女神ヘラは自分を選んでくれれば、小アジア全土を与えようと言った。アテナはあらゆる戦での勝利を約束した。アフロディテは世界中で最も美しい女性と結婚させてあげようと言った。パリス王子は、アフロディテに黄金のりんごを送ったのであった。アフロディテは、パリス王子をエーゲ海の向こうのスパルタの王城内へと導いて行った。そして、パリス王子はその王宮内で絶世の美女ヘレンを目撃したのだった。 その時、 ゼウスがスパルタ王妃レダに生ませた王女ヘレンはメネラオスと結婚しており、スパルタの王城に住でいた。 彼女の方もパリス王子の言うがままとなり、あまたの財宝を船に積み込むと夜陰に乗じて海に乗り出しトロイに向かっていった。

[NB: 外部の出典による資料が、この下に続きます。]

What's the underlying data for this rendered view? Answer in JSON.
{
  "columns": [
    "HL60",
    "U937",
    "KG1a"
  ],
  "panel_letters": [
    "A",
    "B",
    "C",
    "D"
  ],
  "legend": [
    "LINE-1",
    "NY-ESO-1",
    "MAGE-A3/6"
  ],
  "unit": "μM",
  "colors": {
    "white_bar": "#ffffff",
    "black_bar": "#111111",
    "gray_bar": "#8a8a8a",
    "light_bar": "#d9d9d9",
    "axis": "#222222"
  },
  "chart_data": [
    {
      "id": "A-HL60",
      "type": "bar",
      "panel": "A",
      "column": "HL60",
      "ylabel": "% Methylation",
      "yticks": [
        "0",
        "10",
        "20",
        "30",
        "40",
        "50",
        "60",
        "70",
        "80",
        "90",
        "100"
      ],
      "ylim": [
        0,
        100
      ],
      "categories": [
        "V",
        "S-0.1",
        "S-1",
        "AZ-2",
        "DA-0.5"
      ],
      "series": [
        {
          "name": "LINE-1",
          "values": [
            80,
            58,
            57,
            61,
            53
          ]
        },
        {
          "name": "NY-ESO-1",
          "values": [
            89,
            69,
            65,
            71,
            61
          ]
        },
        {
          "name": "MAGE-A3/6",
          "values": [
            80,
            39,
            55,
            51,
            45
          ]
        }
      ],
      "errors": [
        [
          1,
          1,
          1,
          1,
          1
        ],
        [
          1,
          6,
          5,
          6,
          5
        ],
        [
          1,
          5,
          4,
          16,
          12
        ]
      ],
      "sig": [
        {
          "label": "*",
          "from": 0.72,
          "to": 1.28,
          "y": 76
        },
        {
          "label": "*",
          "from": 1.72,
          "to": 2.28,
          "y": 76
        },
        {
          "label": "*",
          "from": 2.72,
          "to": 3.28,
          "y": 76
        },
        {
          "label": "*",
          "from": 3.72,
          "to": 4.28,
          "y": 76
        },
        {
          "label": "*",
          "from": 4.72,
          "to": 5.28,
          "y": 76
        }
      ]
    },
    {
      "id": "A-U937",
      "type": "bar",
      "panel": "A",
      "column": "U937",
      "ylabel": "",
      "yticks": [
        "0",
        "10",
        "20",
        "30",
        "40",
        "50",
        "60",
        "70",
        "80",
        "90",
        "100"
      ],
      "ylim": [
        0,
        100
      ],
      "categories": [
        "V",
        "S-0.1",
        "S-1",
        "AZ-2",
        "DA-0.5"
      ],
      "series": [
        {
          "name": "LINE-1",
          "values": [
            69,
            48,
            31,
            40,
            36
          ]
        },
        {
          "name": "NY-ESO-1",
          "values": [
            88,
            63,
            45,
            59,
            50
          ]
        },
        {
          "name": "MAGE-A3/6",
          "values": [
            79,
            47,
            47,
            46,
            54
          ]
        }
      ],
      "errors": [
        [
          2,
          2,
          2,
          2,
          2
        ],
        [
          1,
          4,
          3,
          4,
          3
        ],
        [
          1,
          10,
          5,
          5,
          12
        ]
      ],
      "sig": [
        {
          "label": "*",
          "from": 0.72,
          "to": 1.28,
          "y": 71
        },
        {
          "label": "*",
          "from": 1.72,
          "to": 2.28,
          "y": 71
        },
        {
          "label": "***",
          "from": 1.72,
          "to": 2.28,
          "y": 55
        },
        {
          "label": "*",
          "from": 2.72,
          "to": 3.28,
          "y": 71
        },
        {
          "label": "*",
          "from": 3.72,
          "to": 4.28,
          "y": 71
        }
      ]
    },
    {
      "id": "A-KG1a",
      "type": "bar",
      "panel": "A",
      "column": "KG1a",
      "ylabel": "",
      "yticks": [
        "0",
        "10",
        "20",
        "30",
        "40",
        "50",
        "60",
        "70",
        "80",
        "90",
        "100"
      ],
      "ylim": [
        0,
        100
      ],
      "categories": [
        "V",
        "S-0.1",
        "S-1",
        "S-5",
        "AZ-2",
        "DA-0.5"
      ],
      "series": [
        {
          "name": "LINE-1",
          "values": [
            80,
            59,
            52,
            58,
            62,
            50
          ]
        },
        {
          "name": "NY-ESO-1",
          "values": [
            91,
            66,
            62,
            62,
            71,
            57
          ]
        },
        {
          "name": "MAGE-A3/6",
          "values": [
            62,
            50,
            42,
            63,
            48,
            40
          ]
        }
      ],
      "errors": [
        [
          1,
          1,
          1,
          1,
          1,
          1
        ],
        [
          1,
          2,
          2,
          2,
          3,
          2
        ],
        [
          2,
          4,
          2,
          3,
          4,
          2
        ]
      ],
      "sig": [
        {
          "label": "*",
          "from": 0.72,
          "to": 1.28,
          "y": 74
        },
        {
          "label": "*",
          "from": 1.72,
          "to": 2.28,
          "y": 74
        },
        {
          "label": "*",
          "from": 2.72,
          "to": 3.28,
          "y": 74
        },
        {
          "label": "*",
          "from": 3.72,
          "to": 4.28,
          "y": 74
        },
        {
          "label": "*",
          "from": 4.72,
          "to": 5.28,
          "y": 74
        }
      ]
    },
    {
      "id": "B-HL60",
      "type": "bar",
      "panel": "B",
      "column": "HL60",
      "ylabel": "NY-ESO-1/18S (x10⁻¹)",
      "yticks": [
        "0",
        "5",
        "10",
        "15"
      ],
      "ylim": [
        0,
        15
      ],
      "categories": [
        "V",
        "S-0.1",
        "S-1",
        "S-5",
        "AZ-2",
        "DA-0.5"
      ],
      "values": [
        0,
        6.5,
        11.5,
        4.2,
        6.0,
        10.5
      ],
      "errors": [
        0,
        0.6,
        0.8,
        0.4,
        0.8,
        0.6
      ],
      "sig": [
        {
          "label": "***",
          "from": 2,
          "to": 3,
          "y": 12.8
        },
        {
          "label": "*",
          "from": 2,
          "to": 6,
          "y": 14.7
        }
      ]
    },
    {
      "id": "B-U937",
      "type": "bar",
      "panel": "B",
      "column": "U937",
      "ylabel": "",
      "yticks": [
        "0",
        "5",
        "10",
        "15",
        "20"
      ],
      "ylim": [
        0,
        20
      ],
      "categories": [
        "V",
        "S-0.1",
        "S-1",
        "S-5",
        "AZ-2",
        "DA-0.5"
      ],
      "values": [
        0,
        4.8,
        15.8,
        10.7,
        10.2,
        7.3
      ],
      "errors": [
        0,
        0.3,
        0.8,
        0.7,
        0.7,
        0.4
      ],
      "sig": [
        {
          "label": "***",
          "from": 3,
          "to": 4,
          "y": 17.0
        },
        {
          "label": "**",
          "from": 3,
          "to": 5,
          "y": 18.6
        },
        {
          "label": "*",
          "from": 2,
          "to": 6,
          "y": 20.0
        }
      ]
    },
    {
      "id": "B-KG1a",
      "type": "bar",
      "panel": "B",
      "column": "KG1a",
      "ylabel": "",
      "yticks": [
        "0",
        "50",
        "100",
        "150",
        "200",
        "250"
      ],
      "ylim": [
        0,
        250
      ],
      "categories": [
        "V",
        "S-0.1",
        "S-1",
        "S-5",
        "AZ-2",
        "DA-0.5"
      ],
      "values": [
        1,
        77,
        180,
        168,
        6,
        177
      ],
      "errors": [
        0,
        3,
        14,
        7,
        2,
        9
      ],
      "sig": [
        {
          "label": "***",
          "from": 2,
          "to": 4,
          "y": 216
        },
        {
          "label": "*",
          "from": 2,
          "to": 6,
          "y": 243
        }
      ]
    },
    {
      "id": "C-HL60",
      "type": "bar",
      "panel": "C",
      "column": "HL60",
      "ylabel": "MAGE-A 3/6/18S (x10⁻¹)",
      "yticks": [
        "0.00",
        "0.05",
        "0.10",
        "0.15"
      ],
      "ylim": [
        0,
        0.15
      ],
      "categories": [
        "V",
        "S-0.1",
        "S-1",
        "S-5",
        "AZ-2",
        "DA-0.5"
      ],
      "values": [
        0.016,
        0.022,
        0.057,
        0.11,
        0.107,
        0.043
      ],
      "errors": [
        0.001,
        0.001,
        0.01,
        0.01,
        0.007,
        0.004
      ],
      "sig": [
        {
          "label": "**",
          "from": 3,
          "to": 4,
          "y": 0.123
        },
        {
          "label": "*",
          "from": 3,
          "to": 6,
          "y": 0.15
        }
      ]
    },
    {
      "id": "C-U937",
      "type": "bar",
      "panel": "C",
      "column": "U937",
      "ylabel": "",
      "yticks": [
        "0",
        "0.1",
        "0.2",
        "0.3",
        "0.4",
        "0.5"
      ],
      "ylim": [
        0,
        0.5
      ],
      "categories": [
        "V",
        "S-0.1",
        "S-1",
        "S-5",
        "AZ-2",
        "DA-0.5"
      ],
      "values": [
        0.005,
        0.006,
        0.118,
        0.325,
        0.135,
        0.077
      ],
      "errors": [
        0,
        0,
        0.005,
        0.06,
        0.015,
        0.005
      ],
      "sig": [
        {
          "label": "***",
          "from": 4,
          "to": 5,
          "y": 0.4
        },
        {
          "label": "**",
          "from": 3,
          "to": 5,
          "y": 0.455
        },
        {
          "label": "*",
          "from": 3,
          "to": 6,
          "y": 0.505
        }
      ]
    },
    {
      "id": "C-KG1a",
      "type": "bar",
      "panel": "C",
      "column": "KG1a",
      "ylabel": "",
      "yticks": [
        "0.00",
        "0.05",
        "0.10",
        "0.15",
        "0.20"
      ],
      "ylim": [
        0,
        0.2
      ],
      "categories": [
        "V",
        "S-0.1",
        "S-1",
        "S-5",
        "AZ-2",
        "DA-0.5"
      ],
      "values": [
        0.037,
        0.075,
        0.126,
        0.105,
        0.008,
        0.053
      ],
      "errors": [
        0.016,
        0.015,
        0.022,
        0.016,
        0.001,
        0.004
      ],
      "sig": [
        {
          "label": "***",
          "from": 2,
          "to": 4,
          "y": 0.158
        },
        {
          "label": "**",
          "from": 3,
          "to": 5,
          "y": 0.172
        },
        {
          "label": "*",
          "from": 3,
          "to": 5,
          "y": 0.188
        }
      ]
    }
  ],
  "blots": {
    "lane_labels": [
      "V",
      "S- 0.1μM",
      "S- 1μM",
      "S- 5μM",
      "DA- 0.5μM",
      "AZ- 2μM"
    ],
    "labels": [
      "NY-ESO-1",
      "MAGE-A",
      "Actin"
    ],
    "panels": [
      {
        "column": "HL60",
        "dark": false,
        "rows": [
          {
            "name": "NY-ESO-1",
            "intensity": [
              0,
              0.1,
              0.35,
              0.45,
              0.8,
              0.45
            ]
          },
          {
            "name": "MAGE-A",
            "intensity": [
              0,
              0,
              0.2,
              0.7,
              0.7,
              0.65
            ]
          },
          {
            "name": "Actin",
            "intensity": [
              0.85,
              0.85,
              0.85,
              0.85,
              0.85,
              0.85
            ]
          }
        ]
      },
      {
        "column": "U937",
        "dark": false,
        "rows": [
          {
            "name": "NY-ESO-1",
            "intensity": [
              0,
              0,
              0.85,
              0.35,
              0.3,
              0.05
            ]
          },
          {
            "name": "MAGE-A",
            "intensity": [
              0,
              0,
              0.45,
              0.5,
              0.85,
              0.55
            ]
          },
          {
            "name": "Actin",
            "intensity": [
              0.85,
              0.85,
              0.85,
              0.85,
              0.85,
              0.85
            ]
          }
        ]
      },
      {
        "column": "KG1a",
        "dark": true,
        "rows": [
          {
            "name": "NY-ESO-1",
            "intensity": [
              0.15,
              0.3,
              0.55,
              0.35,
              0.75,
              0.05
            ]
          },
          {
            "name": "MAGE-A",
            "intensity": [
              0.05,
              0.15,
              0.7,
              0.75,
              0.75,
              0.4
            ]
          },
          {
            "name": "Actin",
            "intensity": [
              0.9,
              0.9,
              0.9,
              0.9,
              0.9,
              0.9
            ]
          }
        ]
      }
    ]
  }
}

パリス王子とヘレンが密かにスパルタを出帆したのを知った夫のメネラオスは激怒した。さっそく、兄であるミケーネ王のアガメムノンと相談して遠征軍をトロイに送ることを決めてしまった。ギリシア全土から兵がかき集められた。軍船だけでも1000隻を下らぬ大軍団であった。やがて、ギリシアの大艦隊は、エーゲ海を渡りトロイの城を望見出来るほどに接近した。  攻撃に先だって、ギリシア側は使者を送り、ヘレン返還を求めた。パリス王子はこれを固く拒否した。トロイ側はすべての城門を閉ざして城内に立てこもり防戦の構えを取った。こうしてトロイ戦争の幕は切って落とされたのである。